High‐Speed Key Access with NoSQL

By Adam Fowler

Key‐value stores in NoSQL are all about speed. You can use various techniques to maximize that speed, from caching data, to having multiple copies of data, or using the most appropriate storage structures.

Caching data in memory

Because data is easily accessed when it’s stored in random access memory (RAM), choosing a key‐value store that caches data in RAM can significantly speed up your access to data, albeit at the price of higher server costs.

Often, though, this tradeoff is worth making. You can easily calculate what percentage of your stored data is requested frequently. If you know five percent is generally requested every few minutes, then take five percent of your data size and add that number as spare RAM space across your database servers.

Bear in mind that the operating system, other applications, and the database server have memory requirements, too.

Replicating data to slaves

In key‐value stores, a particular key is stored on one of the servers in the cluster. This process is called key partitioning. This means that, if this key is constantly requested, this node will receive the bulk of requests. This node, therefore, will be slower than your average request speed, potentially affecting the quality of service to your users.

To avoid this situation, some key‐value stores support adding read‐only replicas, also referred to as slaves. Redis, Riak, and Aerospike are good examples. Replication allows the key to be stored multiple times across several servers, which increases response speed but at the cost of more hardware.

Some key‐value stores guarantee that the replicas of the key will always have the same value as the master. This guarantee is called being fully consistent. If an update happens on the master server holding the key, all the replicas are guaranteed to be up to date.

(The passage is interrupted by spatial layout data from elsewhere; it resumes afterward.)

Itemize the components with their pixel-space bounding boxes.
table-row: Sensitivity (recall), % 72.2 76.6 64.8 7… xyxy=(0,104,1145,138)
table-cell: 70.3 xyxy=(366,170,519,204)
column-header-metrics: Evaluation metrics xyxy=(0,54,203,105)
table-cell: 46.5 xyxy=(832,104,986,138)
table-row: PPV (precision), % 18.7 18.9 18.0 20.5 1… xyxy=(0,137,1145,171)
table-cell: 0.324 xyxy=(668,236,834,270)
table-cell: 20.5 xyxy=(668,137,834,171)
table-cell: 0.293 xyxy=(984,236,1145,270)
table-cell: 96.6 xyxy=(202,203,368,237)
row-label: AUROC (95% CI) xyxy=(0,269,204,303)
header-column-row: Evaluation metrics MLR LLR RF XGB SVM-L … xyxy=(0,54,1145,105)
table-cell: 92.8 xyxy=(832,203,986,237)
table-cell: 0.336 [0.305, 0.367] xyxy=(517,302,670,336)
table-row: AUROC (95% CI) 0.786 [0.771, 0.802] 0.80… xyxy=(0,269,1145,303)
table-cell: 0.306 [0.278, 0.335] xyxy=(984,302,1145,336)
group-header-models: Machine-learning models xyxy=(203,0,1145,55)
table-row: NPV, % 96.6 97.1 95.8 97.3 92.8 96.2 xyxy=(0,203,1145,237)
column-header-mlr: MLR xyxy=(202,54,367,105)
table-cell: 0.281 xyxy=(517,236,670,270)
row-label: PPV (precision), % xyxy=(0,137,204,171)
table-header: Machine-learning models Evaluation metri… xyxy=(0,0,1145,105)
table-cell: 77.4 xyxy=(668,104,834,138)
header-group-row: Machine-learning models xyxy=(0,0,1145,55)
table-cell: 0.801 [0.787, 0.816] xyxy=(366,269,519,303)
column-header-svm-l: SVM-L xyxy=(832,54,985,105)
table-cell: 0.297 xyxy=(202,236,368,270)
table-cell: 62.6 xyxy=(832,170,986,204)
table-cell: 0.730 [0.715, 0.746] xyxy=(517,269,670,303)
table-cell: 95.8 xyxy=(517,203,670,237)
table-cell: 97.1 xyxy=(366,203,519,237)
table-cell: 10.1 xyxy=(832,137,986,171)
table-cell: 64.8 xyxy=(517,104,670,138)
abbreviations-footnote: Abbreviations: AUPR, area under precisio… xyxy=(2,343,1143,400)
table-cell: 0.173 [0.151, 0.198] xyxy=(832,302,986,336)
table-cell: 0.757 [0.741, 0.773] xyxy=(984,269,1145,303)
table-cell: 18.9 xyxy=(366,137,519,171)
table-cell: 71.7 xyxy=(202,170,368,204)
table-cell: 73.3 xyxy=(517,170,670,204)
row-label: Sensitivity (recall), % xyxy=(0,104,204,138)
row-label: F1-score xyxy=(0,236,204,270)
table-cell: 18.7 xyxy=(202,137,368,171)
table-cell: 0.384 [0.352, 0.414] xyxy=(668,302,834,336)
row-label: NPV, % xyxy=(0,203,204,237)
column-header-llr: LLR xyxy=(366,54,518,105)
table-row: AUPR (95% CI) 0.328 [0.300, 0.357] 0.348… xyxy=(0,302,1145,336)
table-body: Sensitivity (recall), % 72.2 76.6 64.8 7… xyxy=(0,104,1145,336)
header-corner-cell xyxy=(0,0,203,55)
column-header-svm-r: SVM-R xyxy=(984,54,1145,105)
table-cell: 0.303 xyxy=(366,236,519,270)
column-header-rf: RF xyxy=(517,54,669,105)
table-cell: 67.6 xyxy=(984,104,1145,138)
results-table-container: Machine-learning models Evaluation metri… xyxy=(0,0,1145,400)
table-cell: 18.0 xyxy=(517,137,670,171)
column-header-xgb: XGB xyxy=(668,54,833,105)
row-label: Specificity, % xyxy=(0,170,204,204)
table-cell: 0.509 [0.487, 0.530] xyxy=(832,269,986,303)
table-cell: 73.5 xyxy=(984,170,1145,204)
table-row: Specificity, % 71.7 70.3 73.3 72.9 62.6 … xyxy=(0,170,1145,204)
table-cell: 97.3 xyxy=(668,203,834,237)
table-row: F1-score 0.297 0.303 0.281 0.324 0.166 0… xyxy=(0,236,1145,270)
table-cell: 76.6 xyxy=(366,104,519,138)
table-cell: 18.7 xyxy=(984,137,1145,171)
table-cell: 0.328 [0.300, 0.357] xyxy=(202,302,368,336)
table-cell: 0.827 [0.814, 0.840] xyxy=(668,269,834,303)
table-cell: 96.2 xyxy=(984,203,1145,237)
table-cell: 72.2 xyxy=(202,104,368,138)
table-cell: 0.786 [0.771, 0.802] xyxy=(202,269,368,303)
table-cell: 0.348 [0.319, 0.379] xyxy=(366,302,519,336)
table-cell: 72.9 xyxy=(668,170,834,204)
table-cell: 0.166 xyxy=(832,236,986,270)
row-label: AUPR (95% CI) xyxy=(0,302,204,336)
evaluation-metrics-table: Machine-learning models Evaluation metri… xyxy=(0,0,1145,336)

Not all key‐value stores guarantee this status (Riak, for example), so if it’s important to be up to date to the millisecond, then choose a database whose replicas are fully consistent (such as Aerospike).

Data modeling in key‐value stores

Many key‐value stores support only basic structures for their value types, leaving the application programmer with the job of interpreting the data. Simple data type support typically includes strings, integers, JSON, and binary values.

For many use cases, this works well, but sometimes a slightly more granular access to data is useful. Redis, for example, supports the following data value types:

  • String

  • List

  • Set

  • Sorted set

  • Hash maps

  • Bit arrays

  • Hyperlog logs

Sorted sets can be queried for matching ranges of values — much like querying an index of values sorted by date, which is very useful for searching for a subset of typed data.

Operating on data

Redis includes operations to increment and decrement key values directly, without having to do a read‐modify‐update (RMU) set of steps. You can do so within a single transaction to ensure that no other application changes the value during an update. These data‐type specific operations include adding and removing items to lists and sets, too.

You can even provide autocomplete functionality on an application’s user interface by using the Redis ZRANGEBYLEX command. This command retrieves a set of keys which partially matches a string. So, if you were to type “NoSQL for” in the search bar of an application built on Redis, you would see the suggestion “NoSQL For Dummies.”

Evaluating Redis

Redis prides itself on being a very lightweight but blazingly fast key‐value store. It was originally designed to be an in‐memory key‐value store, but now boasts disk‐based data storage.

You can use Redis to safeguard data by enabling AOF (append only file) mode and instructing Redis to force data to disk on each query (known as forced fsync flushing). AOF does slow down writes, of course, but it provides a higher level of durability for data. Be aware, though, that it’s still possible to lose up to one second of commands.

Also, Redis only recently added support for clustering. In fact, at the time of this writing, Redis’s clustering support is in the beta testing phase. Fortunately, Redis uses a shared‐nothing cluster model, with masters for particular keys and slaves that are never directly written to by a client; only the master does so. Providing shared‐nothing clustering should make it easier for Redis to implement reliable clustering than it is for databases that allow writes to all replicas.

If you want a very high‐speed, in‐memory caching layer in front of another database — MongoDB or Riak are commonly used with Redis — then evaluate Redis as an option. As support for clustering and data durability evolves, perhaps Redis can overtake other back‐end databases.